It may come as no surprise to you that I measure many of the moments in my life based on whether a joke I told did or did not bomb. For a wannabe comedian, there is nothing quite like the sound of a great punchline. This explains why your 11-year-old brother can still feel good about himself after hundreds of gaffes, botched puns and corny lines, just as long as he manages to get off one great wisecrack per day. A first-rate zinger erases many failures.
I still relish the memory of that one night in college. Several guys were sitting around in our dorm watching the movie “In the Line of Fire.” You know, the one where Clint Eastwood is a veteran Secret Service agent on the trail of a maniac who plans to kill the president. John Malkovich plays the maniac. Before the climactic scene, the killer is putting on a disguise in order to crash the political fundraiser where he will make his play for infamy. Among the assorted wigs and eyeglasses on his makeup table, Malkovich has a box full of prosthetic noses, which he carefully sorts through in order to find exactly the right one.
“Ha,” I smirked. “He’s picking his nose.”
The line brought down the house. Admittedly, it was an easy house. All five of us were a little loopy after a failed attempt earlier that evening to go to the Old Country Buffet and eat them out of business. Apparently, an overdose of fried chicken and mashed potatoes lowers your threshold for humor significantly. Still, I killed it with that line. One guy even stopped watching the movie to call his girlfriend and tell her the joke. I was particularly pleased with that, since his girlfriend’s roommate was cute, and I assumed that reports of my wit would soon reach her.
Unfortunately, because she had not eaten any mashed potatoes that evening, she ended up marrying someone else. But that joke had an even greater resonance for me. It must have come so quickly to mind because the movie scene took me back to that Christmas in 1980. The year I finally got a disguise kit.
I had grown up watching those movies where Peter Sellers was the bumbling French police inspector Jacques Clouseau. Always on the trail of a diamond thief named the Pink Panther, Clouseau wore a host of disguises to conceal his identity while in hot pursuit.

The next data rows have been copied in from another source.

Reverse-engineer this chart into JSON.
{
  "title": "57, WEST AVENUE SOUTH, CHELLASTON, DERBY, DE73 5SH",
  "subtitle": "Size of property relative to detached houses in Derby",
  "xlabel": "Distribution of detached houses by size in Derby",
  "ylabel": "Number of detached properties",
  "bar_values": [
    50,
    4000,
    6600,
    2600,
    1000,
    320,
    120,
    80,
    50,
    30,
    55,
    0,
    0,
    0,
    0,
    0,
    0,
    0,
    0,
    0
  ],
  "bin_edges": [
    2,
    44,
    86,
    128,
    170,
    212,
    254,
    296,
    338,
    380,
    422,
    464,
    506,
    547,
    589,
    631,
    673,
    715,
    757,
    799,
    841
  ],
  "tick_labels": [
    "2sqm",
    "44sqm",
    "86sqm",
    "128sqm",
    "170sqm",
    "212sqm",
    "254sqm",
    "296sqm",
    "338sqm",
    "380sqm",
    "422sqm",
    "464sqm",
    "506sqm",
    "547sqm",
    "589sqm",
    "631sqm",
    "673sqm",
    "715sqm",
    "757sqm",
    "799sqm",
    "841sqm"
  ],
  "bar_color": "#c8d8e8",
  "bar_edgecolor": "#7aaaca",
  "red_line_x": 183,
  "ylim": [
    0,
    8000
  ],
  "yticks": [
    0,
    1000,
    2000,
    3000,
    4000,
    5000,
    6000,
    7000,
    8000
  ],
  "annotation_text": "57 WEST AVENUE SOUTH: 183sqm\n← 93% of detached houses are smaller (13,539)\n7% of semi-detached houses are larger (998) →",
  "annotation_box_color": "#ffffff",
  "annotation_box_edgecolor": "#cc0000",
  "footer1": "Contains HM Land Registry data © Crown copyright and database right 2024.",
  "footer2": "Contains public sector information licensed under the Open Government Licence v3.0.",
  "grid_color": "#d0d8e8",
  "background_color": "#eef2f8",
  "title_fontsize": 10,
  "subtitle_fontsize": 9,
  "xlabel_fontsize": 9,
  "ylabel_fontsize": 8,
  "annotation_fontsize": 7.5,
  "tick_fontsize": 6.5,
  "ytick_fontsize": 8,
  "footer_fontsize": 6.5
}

He became a peg-legged pirate, a bearded French artist, and a mafia gangster. My favorite was when he dressed as Quasimodo, with an inflatable hunchback that kept getting bigger and bigger until Sellers floated right out the window.
In 1979, the Pressman Toy Company even marketed an Inspector Clouseau Pink Panther Disguise Kit. But that’s not the one I got for Christmas. Instead, Santa found me a discount brand disguise kit, which came in a cardboard suitcase with a handle, perfect for carrying into a bank and posing as a businessman. Had anyone questioned what an 8-year-old with a three-piece suit and a moustache was doing at the bank, I would simply point to the suitcase to establish my street cred as a grown-up.
Inside that cardboard box was everything a kid needed to transform himself into, well… Groucho Marx. There were glasses with a rubber nose and fuzzy moustache. The kit also included a plastic cigar, clown noses, a brown beard, eyebrows, rubber ears, some buck teeth, an eye patch and even a pair of wax lips.
You can imagine the adventures an elementary-school kid could have incognito. I became a detective or a robber. I could be a president or a hobo. One minute, I was Captain Bluebeard, forcing someone to walk the plank as I squinted to see out of one eye. The next, I was James Bond, sipping lemonade and chewing on a plastic cigar. Chevy Chase in “Fletch” had nothing on me. Armed with my disguise kit, I was unstoppable.
But there was just one problem. My mother always knew it was me. I would sneak out the back door, tiptoe around the house, and ring the front doorbell with an impenetrable new face on, and she would say, “Oh, hey Michael.” Of course, that’s what happens with a generic brand disguise kit. Even the wax lips started to chap after a few weeks.
That reminds me: Halloween is right around the corner. Time to dust off the old cardboard suitcase and see if I can masquerade as an 8-year-old boy in need of free Milk Duds. Does anyone have a clean-shaven plastic upper lip I can borrow?